Com o objetivo de propagar a qualidade de seu ensino, pesquisa e extensão, no ano
de 2000, implantou o curso de graduação em Biomedicina. Após seis anos, em 2006,
através do REUNI – Reestruturação das Universidades Federais foi implantado os cursos
de graduação em Fisioterapia, Nutrição, Terapia Ocupacional e Licenciatura em Letras
Português/Espanhol e Português/Inglês.
Prosseguindo o compromisso com a qualidade dos trabalhos voltados para o ensino,
pesquisa e extensão, em 2009, são abertos os cursos de graduação em Ciências Biológicas,
Educação Física, Física, Geografia, História, Matemática, Química, e bacharelado em
Serviço Social. Em 2010, são abertos sete cursos de graduação em engenharia: Engenharia
Civil, Engenharia Ambiental, Engenharia de Alimentos, Engenharia de Produção,
Engenharia Elétrica, Engenharia Mecânica, Engenharia Química.
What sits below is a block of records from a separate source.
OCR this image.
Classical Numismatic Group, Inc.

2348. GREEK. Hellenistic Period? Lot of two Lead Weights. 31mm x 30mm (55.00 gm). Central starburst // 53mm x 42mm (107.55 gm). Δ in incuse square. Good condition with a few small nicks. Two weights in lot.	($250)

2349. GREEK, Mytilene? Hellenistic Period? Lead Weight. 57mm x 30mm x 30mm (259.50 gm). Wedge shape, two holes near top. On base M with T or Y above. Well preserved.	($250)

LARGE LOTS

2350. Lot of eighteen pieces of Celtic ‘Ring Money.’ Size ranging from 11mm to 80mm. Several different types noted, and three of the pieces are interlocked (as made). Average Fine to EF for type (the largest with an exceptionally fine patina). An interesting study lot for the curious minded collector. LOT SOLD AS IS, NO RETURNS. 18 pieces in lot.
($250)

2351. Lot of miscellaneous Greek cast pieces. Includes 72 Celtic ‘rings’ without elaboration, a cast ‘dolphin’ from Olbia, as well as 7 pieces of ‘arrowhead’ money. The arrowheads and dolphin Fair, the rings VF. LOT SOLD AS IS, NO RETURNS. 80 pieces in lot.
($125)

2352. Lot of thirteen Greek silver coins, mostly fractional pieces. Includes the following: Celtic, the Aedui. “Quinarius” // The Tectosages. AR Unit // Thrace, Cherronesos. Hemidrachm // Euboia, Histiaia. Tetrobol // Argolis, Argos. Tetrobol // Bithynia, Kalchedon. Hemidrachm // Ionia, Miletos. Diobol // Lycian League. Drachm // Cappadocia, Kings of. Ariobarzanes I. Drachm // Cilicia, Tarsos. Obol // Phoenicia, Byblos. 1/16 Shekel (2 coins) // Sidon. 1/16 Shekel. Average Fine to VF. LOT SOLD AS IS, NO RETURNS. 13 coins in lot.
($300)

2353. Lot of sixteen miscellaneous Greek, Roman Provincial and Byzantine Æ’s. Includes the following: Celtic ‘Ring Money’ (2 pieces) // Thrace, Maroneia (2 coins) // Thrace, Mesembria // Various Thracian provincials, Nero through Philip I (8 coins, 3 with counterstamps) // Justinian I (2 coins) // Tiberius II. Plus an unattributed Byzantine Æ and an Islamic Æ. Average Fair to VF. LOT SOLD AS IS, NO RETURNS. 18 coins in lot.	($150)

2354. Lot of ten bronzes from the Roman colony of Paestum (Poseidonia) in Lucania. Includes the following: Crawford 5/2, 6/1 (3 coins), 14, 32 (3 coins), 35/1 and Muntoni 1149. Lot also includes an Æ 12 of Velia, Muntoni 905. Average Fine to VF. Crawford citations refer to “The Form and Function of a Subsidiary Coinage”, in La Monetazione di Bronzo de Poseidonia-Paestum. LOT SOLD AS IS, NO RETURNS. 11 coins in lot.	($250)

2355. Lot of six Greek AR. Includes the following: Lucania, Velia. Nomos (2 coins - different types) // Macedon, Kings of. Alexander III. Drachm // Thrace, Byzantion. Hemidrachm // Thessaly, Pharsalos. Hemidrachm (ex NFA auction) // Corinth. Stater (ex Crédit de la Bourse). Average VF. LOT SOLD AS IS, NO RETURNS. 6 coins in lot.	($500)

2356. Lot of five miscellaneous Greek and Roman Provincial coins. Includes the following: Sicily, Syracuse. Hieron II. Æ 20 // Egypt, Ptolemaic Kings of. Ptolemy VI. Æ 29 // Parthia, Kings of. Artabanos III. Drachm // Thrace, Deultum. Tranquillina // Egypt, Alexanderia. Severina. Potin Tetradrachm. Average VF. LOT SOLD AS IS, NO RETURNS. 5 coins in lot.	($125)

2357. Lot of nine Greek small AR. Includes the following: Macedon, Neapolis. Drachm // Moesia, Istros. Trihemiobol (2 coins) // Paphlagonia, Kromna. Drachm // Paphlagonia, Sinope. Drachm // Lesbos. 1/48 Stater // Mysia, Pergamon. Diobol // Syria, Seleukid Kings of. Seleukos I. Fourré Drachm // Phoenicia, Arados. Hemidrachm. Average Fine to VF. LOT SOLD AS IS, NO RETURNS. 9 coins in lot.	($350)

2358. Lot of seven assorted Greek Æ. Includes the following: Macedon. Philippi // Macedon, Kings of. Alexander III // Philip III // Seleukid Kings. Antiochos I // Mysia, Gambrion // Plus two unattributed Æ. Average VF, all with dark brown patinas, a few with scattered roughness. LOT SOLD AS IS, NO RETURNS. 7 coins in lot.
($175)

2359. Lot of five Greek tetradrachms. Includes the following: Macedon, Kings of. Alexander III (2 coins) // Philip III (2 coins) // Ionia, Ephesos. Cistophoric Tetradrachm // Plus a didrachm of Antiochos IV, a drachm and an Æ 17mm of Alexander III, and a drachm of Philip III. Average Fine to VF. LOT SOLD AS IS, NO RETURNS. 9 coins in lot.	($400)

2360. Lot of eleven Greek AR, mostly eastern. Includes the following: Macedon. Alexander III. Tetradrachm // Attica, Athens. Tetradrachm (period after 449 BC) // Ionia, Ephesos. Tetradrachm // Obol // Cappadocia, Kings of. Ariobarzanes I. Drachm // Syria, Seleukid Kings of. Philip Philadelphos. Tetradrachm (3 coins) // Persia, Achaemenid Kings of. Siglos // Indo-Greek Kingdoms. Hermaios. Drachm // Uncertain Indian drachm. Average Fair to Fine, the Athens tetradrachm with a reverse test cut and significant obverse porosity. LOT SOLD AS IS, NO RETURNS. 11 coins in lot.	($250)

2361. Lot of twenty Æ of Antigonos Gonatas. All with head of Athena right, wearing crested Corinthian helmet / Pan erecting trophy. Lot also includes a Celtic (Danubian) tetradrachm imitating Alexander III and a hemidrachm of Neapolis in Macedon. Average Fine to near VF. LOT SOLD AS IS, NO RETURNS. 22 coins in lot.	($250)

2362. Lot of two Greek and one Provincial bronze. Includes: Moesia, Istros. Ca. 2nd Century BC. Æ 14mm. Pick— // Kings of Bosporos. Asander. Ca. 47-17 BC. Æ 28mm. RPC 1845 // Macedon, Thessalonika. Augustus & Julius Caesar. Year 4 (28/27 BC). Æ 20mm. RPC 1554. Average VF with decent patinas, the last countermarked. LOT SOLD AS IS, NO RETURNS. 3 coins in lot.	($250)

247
No campo da Pós-Graduação Lato Sensu a UFTM oferece dezenove Programas de
Residência médica em diversas especialidades e dois cursos de Especialização. Em nível
de Pós-graduação Strito Sensu são oferecidos cursos no campo de Mestrado (docente e
profissional) e Doutorado em Patologia e em Medicina tropical e Infectologia.
Através dessa história é de suma importância o estudo da política pública
educacional no âmbito da assistência estudantil nas Universidades Federais, em particular
na Universidade Federal do Triângulo Mineiro no setor relacionado à assistência
estudantil.
Para isso, vamos nos reportar na Constituição Federal de 1988 (CF/88) em seu
capítulo III da Educação, do Desporto e do Lazer, que preconiza na seção I, em seu artigo
205 “a Educação, direito de todos e dever do Estado e da família, será promovida e
incentivada com a colaboração da sociedade, visando ao pleno desenvolvimento da pessoa,
seu preparo para o exercício da cidadania e sua qualificação para o trabalho”.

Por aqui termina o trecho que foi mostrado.